Anak Broken Home ini Pilih Tinggal Sendiri di Hutan Pakai Tenda, Ngaku Tak Lagi Mendapat Perhatian
BM sempat tidur di teras rumah orang dan emperan toko, di halaman masjid.
Sebelumnya, BM sempat tidur di teras rumah orang dan emperan toko, di halaman masjid.
Anak Broken Home ini Pilih Tinggal Sendiri di Hutan Pakai Tenda, Ngaku Tak Lagi Mendapat Perhatian
Perceraian orangtua akan berdampak ke psikologis anak. Sebagian anak korban perceraian terkadang merasa kurang kasih sayang penuh dari orangtuanya.
Seperti yang dialami BM anak berusia 13 tahun asal Samarinda. Sejak orangtuanya bercerai, BM merasa tidak mendapatkan perhatian.
Bahkan dia tidak memiliki tempat tinggal tetap untuk sekedar tidur dan beristirahat.
BM terkadang tinggal di keluarga pihak ibu atau di keluarga ayahnya. Namun, ketidakpastian itu ternyata membuatnya tidak nyaman.
Sehingga dia memilih untuk tinggal sendiri di tenda di area perkebunan milik warga Jalan Wahid Hasyim/Gang Salam RT 13, Kelurahan Sempaja Selatan, Kecamatan Samarinda Utara.

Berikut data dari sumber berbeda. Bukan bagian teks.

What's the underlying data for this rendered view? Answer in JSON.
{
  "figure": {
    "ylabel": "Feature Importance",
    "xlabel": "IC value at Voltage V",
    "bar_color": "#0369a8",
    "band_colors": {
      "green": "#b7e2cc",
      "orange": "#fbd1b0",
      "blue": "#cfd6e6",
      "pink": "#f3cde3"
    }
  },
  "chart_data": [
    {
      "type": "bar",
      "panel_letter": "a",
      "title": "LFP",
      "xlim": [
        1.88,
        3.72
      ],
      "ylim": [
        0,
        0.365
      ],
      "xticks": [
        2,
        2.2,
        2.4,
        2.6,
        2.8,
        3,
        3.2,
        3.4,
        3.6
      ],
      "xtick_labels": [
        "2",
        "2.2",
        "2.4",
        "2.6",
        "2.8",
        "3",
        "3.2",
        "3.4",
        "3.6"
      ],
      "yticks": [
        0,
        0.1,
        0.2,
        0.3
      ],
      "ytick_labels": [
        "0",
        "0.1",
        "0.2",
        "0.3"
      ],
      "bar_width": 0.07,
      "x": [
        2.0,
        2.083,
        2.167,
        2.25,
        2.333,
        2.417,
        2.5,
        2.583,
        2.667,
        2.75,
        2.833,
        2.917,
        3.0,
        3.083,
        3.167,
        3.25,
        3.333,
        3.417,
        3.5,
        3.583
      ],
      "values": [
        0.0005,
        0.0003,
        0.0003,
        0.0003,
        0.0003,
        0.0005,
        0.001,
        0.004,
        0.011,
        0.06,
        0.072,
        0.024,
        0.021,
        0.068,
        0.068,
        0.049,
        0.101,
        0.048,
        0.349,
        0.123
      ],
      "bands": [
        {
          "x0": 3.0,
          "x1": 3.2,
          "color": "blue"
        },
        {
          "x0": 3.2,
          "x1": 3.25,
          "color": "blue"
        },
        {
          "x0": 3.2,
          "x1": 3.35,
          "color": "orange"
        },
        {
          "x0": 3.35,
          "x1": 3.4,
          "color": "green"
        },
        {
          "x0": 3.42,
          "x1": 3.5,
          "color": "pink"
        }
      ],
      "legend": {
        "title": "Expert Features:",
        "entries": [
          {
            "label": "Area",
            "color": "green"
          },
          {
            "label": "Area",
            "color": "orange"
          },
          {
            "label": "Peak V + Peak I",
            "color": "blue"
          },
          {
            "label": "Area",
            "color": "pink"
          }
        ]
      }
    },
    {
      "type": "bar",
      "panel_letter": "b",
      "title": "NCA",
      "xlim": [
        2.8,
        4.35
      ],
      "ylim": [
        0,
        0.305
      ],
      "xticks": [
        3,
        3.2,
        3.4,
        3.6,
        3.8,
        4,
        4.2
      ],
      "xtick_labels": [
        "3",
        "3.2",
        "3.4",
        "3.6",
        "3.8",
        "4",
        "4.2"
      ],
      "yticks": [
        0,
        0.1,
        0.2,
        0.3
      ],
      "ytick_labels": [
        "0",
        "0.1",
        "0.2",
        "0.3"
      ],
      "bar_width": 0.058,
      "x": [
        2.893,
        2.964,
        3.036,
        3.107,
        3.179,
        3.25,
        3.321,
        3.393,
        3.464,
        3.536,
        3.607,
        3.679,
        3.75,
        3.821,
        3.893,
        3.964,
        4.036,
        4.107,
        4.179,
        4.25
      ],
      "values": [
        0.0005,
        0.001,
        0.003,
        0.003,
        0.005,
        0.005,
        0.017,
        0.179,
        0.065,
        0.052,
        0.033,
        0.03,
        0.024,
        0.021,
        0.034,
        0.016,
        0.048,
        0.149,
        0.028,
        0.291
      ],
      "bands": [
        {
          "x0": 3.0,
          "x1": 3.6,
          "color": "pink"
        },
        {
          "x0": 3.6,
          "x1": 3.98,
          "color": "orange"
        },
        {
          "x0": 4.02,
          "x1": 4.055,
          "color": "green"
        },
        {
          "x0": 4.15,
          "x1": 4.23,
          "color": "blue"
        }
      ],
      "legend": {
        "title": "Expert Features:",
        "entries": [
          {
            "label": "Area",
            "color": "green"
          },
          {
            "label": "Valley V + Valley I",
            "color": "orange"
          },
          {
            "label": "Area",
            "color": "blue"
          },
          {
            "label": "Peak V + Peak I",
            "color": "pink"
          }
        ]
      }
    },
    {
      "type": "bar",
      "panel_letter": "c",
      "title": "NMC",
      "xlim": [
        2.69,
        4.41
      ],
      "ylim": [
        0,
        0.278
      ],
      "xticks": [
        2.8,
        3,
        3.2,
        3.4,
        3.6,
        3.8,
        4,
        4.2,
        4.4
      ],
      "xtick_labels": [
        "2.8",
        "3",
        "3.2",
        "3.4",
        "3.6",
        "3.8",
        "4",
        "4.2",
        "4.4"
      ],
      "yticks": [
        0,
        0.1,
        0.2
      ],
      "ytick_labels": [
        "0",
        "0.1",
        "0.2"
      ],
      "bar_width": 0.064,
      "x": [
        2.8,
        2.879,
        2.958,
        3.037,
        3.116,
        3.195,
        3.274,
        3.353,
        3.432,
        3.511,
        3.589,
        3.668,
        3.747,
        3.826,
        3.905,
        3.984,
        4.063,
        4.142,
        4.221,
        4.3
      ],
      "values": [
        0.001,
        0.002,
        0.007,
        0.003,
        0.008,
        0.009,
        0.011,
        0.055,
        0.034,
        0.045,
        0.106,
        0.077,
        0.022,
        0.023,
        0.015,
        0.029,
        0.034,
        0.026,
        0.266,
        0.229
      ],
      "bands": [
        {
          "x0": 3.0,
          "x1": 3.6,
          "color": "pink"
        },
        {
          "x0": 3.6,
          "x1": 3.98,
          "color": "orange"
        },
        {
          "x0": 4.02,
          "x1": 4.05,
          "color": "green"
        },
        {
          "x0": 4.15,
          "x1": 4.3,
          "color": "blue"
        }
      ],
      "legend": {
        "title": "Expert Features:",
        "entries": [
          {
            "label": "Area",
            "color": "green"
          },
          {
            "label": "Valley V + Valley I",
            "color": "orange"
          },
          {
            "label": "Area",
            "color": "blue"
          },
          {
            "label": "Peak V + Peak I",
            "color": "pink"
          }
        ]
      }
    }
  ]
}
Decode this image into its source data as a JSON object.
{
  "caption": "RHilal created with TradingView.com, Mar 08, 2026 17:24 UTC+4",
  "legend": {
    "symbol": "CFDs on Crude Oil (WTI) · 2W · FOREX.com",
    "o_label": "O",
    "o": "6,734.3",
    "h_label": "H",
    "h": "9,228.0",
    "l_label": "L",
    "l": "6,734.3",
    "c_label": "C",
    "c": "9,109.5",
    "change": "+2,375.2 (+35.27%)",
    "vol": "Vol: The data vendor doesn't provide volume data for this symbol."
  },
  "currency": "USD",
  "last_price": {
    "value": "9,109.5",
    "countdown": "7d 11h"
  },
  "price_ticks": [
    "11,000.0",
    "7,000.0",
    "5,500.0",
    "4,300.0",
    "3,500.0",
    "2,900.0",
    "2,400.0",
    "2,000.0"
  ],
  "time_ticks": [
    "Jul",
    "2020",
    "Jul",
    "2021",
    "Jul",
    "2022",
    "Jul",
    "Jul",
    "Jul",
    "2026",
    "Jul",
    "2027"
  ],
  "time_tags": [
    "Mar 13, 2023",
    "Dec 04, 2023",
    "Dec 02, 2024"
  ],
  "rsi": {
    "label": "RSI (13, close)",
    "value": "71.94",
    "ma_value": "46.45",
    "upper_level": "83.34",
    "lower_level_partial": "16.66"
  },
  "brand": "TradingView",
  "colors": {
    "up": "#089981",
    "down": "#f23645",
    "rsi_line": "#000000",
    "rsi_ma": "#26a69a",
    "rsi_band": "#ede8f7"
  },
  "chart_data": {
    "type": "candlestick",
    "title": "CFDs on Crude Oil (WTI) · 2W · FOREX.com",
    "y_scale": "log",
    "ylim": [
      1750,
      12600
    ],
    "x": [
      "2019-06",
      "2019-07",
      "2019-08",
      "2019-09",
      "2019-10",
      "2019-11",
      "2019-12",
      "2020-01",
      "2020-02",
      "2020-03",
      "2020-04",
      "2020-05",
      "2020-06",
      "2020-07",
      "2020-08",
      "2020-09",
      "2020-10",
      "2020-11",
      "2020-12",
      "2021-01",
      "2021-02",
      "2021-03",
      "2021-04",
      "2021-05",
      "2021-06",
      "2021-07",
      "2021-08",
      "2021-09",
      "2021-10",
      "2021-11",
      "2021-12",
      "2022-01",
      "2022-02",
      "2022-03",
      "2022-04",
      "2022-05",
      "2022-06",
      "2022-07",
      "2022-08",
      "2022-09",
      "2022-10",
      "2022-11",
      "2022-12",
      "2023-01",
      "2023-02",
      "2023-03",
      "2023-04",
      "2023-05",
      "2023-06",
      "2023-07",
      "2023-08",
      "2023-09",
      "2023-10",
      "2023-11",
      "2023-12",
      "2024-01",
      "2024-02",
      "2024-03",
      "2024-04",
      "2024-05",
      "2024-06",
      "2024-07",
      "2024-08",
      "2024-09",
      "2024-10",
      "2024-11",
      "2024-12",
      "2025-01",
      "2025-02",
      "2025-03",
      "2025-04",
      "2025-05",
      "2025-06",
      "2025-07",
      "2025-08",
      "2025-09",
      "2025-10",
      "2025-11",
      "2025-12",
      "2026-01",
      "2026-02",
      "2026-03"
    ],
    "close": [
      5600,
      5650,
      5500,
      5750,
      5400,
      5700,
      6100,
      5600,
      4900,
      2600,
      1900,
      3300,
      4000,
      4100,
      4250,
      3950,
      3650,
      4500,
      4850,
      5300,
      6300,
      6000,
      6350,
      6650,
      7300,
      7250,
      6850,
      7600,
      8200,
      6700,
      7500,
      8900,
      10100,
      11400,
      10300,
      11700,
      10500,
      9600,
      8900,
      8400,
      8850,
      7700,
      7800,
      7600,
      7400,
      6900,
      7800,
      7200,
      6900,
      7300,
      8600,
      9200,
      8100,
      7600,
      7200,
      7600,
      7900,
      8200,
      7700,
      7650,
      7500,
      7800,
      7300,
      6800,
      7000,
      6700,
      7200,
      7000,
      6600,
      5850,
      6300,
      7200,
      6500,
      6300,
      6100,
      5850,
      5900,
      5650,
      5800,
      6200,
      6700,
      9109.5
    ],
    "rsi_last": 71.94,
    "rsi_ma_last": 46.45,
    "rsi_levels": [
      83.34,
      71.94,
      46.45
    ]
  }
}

Sebelumnya, BM sempat tidur di teras rumah orang dan emperan toko, di halaman masjid. Ada pula Ketua RT setempat yang merasa kasihan. BM diambil Ketua RT itu dan tinggal di rumahnya selama dua bulan.
"Namun, BM merasa dirinya merepotkan dan keluar lagi dari rumah Pak Ketua RT. Dia kemudian tinggal di tenda yang dipinjamkan oleh Bu Dwi dan Bu Yana di kebun mereka, selama hampir sebulan," kata Ketua Tim Reaksi Cepat Perlindungan Perempuan dan Anak (TRC PPA) Rina Zainun, dilansir dari Antara, Senin (20/11).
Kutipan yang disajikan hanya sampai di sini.